The highest gain versus the pre-pandemic normal was generated by refrigerated, up 29.2 percent in June versus June 2019. The departments still selling more units in June than they did in May 2019 were deli and produce.
“The four June weeks generated a little over $5 billion in dairy sales, an increase of +16.3% year-on-year,” said Jessica Ives, professional development coordinator with IDDBA. “The consistency of the weekly sales levels, all at least $1.2 billion, is encouraging as it means demand is holding strong – certainly when compared to pre-pandemic levels. The biggest week was the week leading up to Father’s Day, with weekly sales of $1.3 billion.”
Milk was easily the biggest seller in June at $1.3 billion. The next biggest sellers were natural cheese and eggs. Eggs moved over yogurt with very high inflation. Due to supply chain challenges and avian influenza, the average price-per-unit for eggs has increased to $4.10, which is 51.5 percent more than it was in June 2021.
“The deli department is one of the best to demonstrate that both convenience and premiumization are very much alive despite all the inflation we’ve been seen in the grocery store and beyond,” said Jonna Parker, team lead fresh at IRI. “Deli prepared food sales, whether picked up in the store or delivered much like restaurant meals, was reached $1.8 billion in June 2022, which was up nearly 10 percent versus year ago and more than 33 percent versus 2020.”

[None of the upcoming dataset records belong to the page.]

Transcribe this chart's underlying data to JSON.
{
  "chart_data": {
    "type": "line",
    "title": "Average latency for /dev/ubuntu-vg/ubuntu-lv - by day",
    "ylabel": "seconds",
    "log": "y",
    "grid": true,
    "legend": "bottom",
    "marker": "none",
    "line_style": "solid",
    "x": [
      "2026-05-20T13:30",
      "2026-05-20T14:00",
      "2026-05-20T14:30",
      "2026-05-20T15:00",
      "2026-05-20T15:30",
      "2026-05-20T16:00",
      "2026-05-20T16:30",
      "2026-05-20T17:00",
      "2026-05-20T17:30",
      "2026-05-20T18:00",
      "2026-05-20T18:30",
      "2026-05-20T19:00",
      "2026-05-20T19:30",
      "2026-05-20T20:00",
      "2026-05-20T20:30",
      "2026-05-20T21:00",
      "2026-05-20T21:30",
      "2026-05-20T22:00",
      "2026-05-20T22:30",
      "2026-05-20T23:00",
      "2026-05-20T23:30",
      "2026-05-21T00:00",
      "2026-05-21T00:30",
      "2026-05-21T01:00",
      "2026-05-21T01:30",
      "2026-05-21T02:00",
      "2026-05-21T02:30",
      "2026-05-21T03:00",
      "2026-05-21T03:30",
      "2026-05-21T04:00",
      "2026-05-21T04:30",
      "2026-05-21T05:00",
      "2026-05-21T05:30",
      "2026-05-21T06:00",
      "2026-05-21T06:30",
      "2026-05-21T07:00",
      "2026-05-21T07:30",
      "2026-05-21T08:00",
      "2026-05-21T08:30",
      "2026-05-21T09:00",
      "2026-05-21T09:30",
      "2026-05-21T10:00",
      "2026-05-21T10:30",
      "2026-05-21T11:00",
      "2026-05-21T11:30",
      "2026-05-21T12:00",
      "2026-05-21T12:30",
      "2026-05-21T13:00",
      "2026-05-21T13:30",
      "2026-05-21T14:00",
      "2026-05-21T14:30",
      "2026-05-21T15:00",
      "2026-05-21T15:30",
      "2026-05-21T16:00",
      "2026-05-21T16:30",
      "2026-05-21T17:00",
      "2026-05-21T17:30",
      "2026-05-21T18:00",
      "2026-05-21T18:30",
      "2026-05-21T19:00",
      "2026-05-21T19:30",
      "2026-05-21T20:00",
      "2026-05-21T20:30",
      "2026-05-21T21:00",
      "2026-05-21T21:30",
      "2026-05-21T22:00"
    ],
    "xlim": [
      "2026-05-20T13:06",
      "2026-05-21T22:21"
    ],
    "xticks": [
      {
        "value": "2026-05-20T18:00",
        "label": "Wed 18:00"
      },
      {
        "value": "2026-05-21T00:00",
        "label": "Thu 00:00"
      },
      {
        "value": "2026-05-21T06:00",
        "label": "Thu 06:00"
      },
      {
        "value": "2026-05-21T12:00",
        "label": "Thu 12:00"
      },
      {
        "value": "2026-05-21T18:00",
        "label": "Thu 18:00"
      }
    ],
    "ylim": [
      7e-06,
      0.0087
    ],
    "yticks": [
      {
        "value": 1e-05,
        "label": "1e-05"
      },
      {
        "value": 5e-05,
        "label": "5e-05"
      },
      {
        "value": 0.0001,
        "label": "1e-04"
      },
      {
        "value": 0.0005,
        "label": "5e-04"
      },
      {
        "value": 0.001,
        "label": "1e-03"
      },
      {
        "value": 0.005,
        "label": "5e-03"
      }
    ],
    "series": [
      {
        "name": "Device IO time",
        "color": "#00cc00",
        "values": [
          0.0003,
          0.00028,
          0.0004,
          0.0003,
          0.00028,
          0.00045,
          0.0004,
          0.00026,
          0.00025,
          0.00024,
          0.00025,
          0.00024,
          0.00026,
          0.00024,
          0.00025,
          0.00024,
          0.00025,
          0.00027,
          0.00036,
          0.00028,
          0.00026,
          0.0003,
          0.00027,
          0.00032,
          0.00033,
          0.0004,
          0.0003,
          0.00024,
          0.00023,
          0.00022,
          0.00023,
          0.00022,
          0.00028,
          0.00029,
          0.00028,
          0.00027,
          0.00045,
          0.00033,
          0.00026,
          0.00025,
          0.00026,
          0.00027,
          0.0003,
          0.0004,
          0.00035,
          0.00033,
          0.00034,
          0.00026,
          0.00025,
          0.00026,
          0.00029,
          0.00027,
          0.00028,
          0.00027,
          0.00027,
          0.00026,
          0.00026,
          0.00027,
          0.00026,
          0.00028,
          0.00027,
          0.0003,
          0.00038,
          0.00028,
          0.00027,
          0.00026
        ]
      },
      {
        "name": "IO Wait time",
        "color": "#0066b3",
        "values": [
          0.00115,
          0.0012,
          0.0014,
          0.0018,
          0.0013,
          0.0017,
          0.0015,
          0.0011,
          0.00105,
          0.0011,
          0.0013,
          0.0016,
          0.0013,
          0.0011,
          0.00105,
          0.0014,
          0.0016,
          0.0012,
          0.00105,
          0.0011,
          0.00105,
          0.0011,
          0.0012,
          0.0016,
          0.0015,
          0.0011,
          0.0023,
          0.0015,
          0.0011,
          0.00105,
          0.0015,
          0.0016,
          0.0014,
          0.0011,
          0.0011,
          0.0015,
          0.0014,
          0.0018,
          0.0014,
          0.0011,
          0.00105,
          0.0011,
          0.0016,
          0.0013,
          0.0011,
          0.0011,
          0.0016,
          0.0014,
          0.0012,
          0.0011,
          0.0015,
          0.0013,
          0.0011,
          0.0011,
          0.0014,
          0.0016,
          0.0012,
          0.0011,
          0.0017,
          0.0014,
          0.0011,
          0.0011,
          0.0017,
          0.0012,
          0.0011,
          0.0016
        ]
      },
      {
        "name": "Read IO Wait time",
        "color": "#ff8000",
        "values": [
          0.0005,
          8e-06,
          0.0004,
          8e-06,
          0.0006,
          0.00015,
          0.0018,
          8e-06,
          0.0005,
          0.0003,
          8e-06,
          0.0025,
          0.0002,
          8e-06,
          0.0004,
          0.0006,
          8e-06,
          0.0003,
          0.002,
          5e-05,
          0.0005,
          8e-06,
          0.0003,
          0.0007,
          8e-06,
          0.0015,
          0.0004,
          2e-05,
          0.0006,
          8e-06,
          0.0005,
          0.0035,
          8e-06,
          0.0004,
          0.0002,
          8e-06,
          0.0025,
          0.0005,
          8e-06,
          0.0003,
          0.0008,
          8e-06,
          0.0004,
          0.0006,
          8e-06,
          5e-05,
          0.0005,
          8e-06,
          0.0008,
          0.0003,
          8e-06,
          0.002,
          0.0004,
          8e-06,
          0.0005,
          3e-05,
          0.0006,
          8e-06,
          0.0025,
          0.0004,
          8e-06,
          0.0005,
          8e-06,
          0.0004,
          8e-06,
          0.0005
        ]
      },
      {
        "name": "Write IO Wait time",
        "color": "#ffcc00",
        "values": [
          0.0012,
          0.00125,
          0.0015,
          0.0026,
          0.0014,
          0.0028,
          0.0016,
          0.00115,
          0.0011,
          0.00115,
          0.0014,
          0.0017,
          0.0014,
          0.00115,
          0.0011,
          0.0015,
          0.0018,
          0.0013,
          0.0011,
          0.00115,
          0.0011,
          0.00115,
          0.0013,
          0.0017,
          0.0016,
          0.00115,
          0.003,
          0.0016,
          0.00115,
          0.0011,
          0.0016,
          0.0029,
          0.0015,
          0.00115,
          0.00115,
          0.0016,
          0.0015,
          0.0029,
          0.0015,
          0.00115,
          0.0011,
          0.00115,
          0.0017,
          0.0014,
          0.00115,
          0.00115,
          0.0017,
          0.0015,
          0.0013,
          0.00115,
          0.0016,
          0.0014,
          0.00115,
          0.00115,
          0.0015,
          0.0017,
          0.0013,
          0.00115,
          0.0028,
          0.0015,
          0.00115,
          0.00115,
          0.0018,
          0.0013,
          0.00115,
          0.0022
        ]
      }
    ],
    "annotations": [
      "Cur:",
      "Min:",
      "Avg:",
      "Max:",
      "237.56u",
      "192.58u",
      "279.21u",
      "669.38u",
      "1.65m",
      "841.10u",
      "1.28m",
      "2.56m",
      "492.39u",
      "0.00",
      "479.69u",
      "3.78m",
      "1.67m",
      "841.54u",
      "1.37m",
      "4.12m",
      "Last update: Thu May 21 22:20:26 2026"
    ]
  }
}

June 2022 dairy cheese sales totaled $591 million. Sales were up 3 percent over year ago despite below average inflation.
“The difference between the holiday week sales, at $151 million, and the typical weeks shows the impact celebrations can have on deli cheese,” Parker said. “This is why so many retailers have self-invented holidays or a ‘cheese of the month’-type special, to drive consumer interest and impulse purchases.”
The low inflation resulted in a relatively small gap between dollars and volume, certainly when compared to deli meat. Additionally, deli cheese sales stayed ahead of June 2020 sales.